La dimisión de tres diputadas y diputados tras el cese de Viciana no es un gesto simbólico. Es la constatación de que el experimento ha implosionado. El poder en la sombra dejó de ser útil cuando empezó a ser incómodo.
Mientras tanto, Ayuso ha evitado profundizar en la crisis y ha optado por el silencio estratégico. La presidenta que construyó su liderazgo sobre la confrontación pública enfrenta ahora un desgaste interno. No por una moción de censura. Sino por el choque entre su aparato y su laboratorio ideológico.
La educación madrileña ha sido durante años el campo de pruebas de una agenda que combina privatización, guerra cultural y centralización de decisiones. Escuelas infantiles, universidades públicas y centros de FP se han convertido en piezas de un tablero donde el debate pedagógico queda subordinado a la batalla identitaria.
El problema no es un grupo de jóvenes ambiciosos ni un asesor cultural excéntrico. El problema es convertir la educación en trinchera ideológica y laboratorio de lealtades personales.
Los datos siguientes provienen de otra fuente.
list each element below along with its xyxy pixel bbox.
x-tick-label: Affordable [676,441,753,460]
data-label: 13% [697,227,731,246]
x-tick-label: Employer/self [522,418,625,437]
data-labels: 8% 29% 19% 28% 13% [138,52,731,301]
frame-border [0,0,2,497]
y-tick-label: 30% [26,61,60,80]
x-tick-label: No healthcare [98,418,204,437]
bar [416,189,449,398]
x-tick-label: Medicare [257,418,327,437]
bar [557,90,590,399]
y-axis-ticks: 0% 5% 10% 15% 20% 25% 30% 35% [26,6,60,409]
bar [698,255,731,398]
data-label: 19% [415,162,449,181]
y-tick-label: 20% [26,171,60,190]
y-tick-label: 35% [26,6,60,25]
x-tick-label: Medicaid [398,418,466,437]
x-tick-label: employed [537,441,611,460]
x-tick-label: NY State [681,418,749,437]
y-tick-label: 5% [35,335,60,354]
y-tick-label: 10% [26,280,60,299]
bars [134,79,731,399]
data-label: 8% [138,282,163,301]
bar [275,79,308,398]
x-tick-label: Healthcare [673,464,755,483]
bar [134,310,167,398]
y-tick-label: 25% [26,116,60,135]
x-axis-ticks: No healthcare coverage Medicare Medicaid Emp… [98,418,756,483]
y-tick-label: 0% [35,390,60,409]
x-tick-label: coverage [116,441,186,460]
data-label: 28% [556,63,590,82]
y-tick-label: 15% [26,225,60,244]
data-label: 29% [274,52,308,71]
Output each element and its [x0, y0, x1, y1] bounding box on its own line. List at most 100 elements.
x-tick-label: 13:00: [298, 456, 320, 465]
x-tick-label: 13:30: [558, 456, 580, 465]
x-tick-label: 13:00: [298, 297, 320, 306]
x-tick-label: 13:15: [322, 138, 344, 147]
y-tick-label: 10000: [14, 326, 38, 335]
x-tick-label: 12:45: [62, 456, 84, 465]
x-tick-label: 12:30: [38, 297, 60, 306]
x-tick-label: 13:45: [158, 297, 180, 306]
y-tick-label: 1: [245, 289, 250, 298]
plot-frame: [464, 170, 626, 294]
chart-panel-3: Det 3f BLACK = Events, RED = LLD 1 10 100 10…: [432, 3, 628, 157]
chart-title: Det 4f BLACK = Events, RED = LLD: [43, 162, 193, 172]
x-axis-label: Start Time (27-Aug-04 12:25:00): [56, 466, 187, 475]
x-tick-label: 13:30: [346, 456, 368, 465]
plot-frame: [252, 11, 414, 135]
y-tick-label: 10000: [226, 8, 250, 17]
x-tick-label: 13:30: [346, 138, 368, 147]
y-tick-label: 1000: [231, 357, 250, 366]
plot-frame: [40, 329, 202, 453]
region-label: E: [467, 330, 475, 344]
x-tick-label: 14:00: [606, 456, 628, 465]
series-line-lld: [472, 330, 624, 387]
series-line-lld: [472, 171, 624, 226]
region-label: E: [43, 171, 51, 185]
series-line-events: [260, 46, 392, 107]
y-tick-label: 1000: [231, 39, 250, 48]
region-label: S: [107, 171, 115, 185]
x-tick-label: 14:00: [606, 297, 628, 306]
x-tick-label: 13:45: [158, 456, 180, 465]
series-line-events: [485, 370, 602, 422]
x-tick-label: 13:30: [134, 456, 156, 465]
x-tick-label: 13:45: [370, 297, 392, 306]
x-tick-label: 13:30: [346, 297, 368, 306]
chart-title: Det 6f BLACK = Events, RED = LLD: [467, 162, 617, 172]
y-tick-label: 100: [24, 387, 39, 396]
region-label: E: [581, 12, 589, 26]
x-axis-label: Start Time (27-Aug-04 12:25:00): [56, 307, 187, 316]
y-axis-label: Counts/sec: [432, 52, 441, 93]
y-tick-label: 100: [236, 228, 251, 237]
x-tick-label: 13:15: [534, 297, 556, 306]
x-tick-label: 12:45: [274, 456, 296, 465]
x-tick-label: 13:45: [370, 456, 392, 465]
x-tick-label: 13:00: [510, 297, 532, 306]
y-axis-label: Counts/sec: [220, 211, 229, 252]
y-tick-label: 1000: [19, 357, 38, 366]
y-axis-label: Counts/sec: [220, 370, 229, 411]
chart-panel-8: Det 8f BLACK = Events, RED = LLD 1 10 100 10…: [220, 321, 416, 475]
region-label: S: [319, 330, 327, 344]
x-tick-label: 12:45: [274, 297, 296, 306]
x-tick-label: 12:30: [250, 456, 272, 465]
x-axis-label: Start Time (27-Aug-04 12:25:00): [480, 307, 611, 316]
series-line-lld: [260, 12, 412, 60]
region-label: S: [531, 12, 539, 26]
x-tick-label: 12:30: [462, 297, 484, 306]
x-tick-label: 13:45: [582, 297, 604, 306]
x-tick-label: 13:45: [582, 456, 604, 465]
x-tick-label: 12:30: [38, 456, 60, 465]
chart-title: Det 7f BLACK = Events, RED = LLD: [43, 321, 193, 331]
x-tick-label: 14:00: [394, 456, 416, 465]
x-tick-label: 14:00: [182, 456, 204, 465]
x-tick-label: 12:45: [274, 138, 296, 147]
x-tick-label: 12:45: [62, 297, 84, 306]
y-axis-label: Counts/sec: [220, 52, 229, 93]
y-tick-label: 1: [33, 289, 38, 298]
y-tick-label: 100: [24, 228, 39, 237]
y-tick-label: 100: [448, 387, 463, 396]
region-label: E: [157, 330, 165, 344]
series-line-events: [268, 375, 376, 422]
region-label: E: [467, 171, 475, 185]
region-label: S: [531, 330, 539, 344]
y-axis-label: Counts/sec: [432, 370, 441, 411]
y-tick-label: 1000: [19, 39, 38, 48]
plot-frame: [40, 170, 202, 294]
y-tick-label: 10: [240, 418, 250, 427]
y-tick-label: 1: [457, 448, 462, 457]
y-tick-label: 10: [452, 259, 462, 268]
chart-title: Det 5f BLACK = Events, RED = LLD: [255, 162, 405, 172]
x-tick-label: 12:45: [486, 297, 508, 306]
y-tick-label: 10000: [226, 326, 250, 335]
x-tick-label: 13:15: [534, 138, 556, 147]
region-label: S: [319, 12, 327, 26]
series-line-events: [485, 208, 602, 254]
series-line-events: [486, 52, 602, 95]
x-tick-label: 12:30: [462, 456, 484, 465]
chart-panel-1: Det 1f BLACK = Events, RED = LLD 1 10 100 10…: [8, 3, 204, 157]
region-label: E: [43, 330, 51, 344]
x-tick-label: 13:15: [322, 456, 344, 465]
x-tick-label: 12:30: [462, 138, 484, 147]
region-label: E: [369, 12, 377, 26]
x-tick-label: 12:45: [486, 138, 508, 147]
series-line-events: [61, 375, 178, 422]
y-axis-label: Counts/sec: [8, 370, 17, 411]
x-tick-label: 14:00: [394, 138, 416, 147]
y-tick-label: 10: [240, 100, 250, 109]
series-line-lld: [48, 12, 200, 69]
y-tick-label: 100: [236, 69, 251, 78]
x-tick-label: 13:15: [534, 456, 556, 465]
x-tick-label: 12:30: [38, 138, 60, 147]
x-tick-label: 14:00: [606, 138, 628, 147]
La crisis abierta en febrero de 2026 no es un episodio aislado. Es el síntoma de un modelo que se sostiene en redes cerradas, discursos reaccionarios y gestión opaca. Cuando esa arquitectura se resquebraja, no cae solo un consejero. Se desnuda el sistema.
Y lo que queda a la vista no es liderazgo, sino un gobierno atrapado en su propio espejo ideológico.